Advantages of the GPAK4

J.R. also says that one could envisage a simpler hardware implementation involving feeding A, B, and SWxx to the MCU's GPIO pins (of which not many are likely to be available) coupled with an external DAC circuit (which would have to be used for the thermistor).  However, the GPIO pins would have to be software de-bounced, while the DAC would require yet more GPIO pins. Then separate ISR (interrupt service routines) -- or clocked polling -- would have to be written to handle the devices at a level that would consume too much time resources from the main CPU.

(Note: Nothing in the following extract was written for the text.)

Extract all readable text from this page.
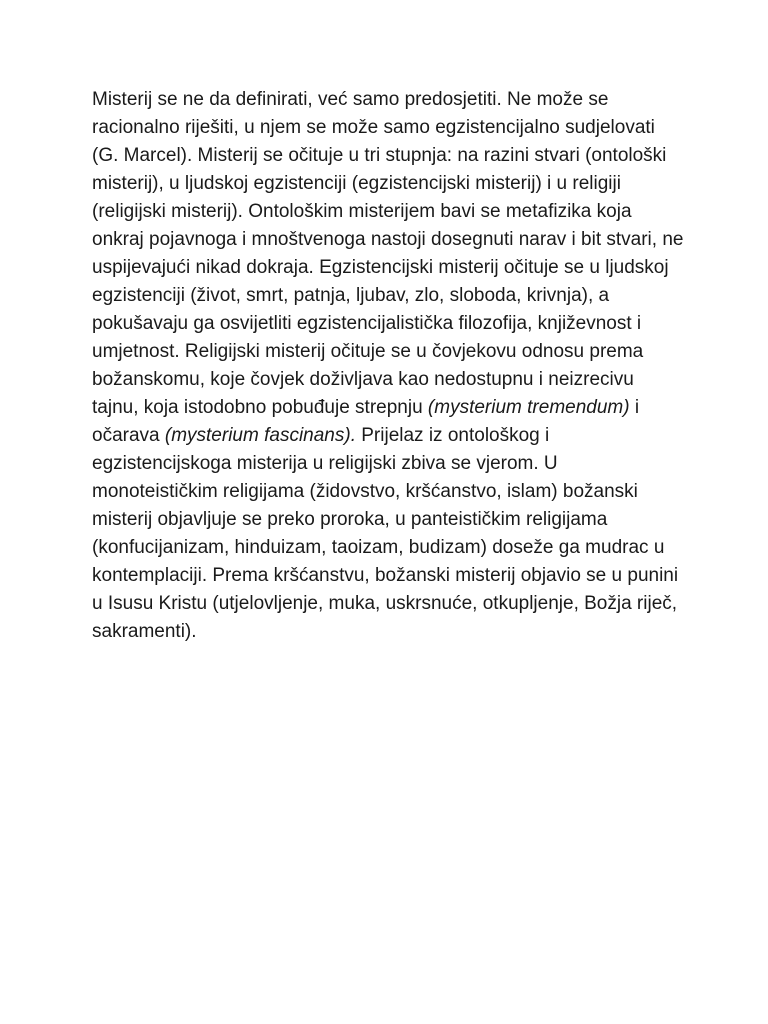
Misterij se ne da definirati, već samo predosjetiti. Ne može se racionalno riješiti, u njem se može samo egzistencijalno sudjelovati (G. Marcel). Misterij se očituje u tri stupnja: na razini stvari (ontološki misterij), u ljudskoj egzistenciji (egzistencijski misterij) i u religiji (religijski misterij). Ontološkim misterijem bavi se metafizika koja onkraj pojavnoga i mnoštvenoga nastoji dosegnuti narav i bit stvari, ne uspijevajući nikad dokraja. Egzistencijski misterij očituje se u ljudskoj egzistenciji (život, smrt, patnja, ljubav, zlo, sloboda, krivnja), a pokušavaju ga osvijetliti egzistencijalistička filozofija, književnost i umjetnost. Religijski misterij očituje se u čovjekovu odnosu prema božanskomu, koje čovjek doživljava kao nedostupnu i neizrecivu tajnu, koja istodobno pobuđuje strepnju (mysterium tremendum) i očarava (mysterium fascinans). Prijelaz iz ontološkog i egzistencijskoga misterija u religijski zbiva se vjerom. U monoteističkim religijama (židovstvo, kršćanstvo, islam) božanski misterij objavljuje se preko proroka, u panteističkim religijama (konfucijanizam, hinduizam, taoizam, budizam) doseže ga mudrac u kontemplaciji. Prema kršćanstvu, božanski misterij objavio se u punini u Isusu Kristu (utjelovljenje, muka, uskrsnuće, otkupljenje, Božja riječ, sakramenti).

The biggest wins in using the GPAK4 device for these functions are (a) simplification of the interfaces to a single SPI channel, (b) intrinsic de-bounce of the mechanical inputs, (c) automatic conversion of the analog thermistor signal to a 12V PWM fan, and most importantly (d) complete asynchrony between the quadrature input device and the SPI register, which provides not only an up/down counter for the encoder, but also a non-interrupt way of detecting over-temp on the thermal sensor. Also, there is significant simplification of the board layout using one itty-bitty 4mm device.

But wait, there's more...

Well, I hope there's more LOL. I am really impressed with what I see here. Not only has J.R. used his GPAK4 development kit to implement a real-world solution, he's provided sufficient into the design to allow the rest of us to stand on his shoulders, as it were.

In the coming weeks and months, I'm hoping some of the other recipients of the GPAK4 dev kits will share the projects they've been working on using the material provided by J.R. as the standard to meet or beat (but no pressure LOL). In the meantime, what do you think of J.R.'s GPAK4 application?